I've just started shooting with a TTF Taurus and I would like to see what it's like to use a lanyard for support. On his site, Bill says this about the Taurus '...I use a lanyard on mine, tight enough so that the slingshot can be drawn with an open holding hand if desired..."

I've been messing around with tying one on and can't figure out a way to make it easily adjustable with what I have on hand.

I have some basic skill with rope and have no issue weaving a nice bracelet for it. For those of you that shoot with them, what is your preferred method of attaching them? Are there any slides or buckles that I should check out? Any magical knots I need to learn?

Thanks


----------



## Grandpa Grumpy (Apr 21, 2013)

I just use a loop of paracord and stick my hand through and twist the slingshot until it is tight enough.


----------



## Reed Lukens (Aug 16, 2020)

My thoughts are in here >
https://slingshotforum.com/topic/117830-i-would-like-to-hear-your-thoughts-on-lanyards/?hl=lanyards


----------



## raventree78 (Apr 20, 2016)

I use cord locks to hold mine tight.


----------



## Alfred E.M. (Jul 5, 2014)

*Lanyards have obvious benefits but for me, they have to be minimal - no knots, locks, bracelets, etc. I don't use them on my true Feihu style frames bc they feel so secure in hand, but I don't want to know how my other shooters taste.

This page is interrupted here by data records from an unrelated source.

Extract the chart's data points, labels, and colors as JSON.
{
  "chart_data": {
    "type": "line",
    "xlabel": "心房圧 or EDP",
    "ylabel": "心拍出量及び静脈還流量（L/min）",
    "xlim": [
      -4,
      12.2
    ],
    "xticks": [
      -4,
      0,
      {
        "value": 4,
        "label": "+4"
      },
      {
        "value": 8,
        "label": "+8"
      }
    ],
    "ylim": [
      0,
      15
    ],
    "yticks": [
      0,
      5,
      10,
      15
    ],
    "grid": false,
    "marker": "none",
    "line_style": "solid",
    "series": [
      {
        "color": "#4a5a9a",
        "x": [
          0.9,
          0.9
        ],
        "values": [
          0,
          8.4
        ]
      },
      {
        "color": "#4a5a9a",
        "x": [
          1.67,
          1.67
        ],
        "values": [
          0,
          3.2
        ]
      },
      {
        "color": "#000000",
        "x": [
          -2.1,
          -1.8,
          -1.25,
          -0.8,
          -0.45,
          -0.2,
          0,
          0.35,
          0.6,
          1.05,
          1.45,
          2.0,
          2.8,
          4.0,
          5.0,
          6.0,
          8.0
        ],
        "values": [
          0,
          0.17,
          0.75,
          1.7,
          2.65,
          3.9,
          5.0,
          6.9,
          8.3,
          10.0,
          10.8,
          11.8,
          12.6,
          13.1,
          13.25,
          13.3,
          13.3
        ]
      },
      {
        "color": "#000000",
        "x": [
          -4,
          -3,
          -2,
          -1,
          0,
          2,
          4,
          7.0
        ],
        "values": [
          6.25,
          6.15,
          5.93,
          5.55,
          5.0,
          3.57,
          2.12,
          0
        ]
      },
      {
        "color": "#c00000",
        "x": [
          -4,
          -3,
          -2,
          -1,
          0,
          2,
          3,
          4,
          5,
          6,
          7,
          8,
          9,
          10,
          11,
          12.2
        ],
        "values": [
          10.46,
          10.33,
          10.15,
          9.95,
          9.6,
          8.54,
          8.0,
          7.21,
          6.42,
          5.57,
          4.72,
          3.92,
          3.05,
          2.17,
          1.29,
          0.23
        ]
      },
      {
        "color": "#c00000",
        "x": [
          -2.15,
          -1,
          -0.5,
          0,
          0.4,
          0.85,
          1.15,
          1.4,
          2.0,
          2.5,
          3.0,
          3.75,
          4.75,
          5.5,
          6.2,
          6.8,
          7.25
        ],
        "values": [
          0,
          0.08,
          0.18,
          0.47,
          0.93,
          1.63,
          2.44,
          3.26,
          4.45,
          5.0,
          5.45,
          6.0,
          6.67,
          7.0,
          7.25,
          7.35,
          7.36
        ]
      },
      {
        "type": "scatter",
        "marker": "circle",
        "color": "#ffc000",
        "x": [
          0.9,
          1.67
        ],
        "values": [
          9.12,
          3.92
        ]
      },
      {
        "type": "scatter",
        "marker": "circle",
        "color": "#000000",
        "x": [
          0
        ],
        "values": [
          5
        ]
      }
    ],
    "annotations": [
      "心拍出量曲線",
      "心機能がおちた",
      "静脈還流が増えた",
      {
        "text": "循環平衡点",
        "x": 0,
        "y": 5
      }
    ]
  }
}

It doesn't take much to find the bare minimum size loop that will slip over my hand easily but without any excess when in position. I'll melt the ends together and hide the weld in the lanyard hole and cinch it in place with a cuff or O-ring. On one Chinese frame, the brass lanyard ferule wouldn't accept 550 paracord but I found #95 paracord at Michaels which is plenty strong for lanyard duty and my new OCD favorite, tho color selection is limited. *


----------



## skarrd (Jul 20, 2011)

loop and twist when i use a lanyard,like GG said.


----------



## SJAaz (Apr 30, 2019)

Loop and twist for me. I need a lanyard because I often just drop my sling while I'm fooling around getting the ammo just right in the pouch. I'm not a speed loader for sure.


----------



## ukj (Jan 10, 2021)

Tested with spring button push adjust, found that
Having loop
Just big enough to pass hand thru works for
me,
As said above no knots are simpler ( is that a word?) and snag much less,
Often carry multipul frames bracelet style freeing hands to carry, or hang
em on branches ect.
Well fitting strong enough lanyard AND glasses
for me every shot.
ukj


----------



## Sean Khan (Mar 27, 2020)

These two I made ... a lanyard is almost necessary for me to use them.

I used a hangman-noose (see on youtube) previously. But then realized no special knot was needed.


----------